Today, she is also an external advisor on the internal audit/risk management committees of several central government agencies and is chair of Phase 2 of the 1989 Reserve Bank Act review.
Kii (WINSTONE) SMALL
co Facilitator - Workplace Diversity Action Group
Kii (Winston) Small is the Co-Founder of Mapmo and the creator of the youth storytelling operation, The SaySoProject.
Originating from Kaitaia, Kii came to Wellington to pursue an education at Victoria University in 2015. Since then, he has had the pleasure of working alongside the Rt. Hon. Winston Peters during Youth Parliament, and other ‘game changers’ in the Youth Development sector.
Kii’s mission is to provide an innovative platform for young people to contribute to the working solutions addressing the issues that affect them the most in Aotearoa.
In his spare time, he is a board member on the MYD Partnership Fund Board, the Co-Editor in Chief at Salient Magazine and the creator of the Cozy Corner Podcast.
Industry Training Organisation - chief executive
As boss of the national organisation for New Zealand’s Industry Training and Apprenticeship sector, Josh leads advocacy on skills and vocational education issues and works closely with government, education, and industry stakeholders.
On behalf of all 11 of New Zealand’s Industry Training Organisations, he is a leading thinker and advocate for work-based education and training, and connects education with workforce development.
Having worked in the education sector for 20 years, he’s firmly focused on skills and qualifications issues in the schooling and tertiary sectors.
As senior policy manager at the Ministry of Education Josh led policy for vocational and foundational education, and secondary/tertiary transitions.
As programme manager for the implementation of Youth Guarantee initiatives he led the development of the successful Vocational Pathways.

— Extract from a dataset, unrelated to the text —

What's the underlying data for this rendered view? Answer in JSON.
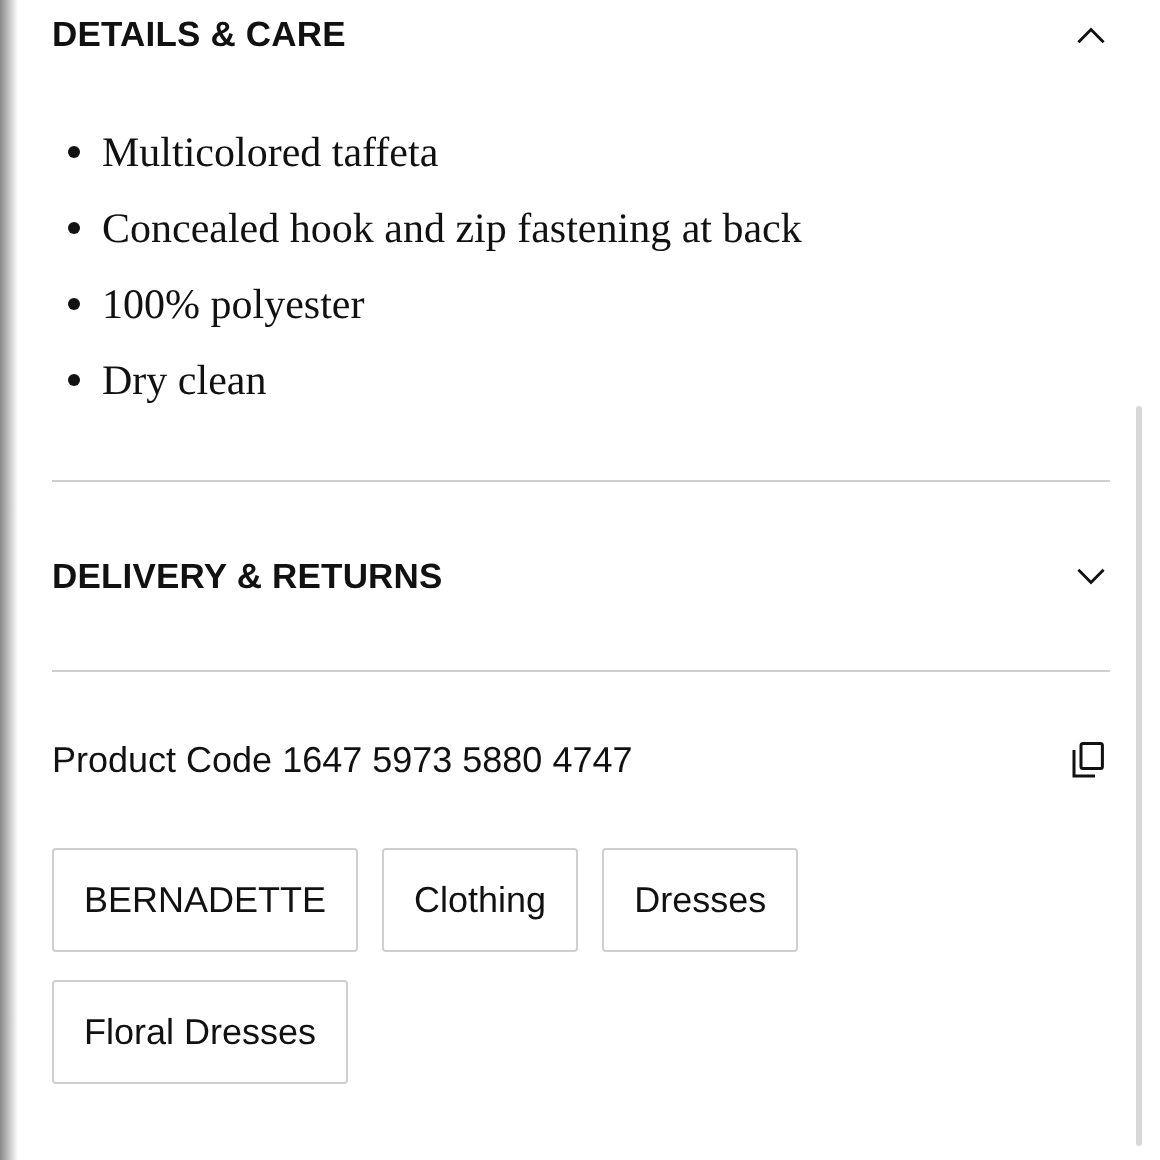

Armed with a Bachelor of Arts (Humanities) degree, Josh’s other roles include principal policy advisor at the Industry Training Federation, policy analyst at the Ministry of Education and NZQA, and Private Secretary to Ministers of Education.
He currently chairs the Ministry of Education’s Pathways Advisory Group, co-chairs the Greater Wellington Maori and Pasifika Trades Training Consortium, and is a member of the advisory board for Victoria University’s Centre for Labour Employment and Work.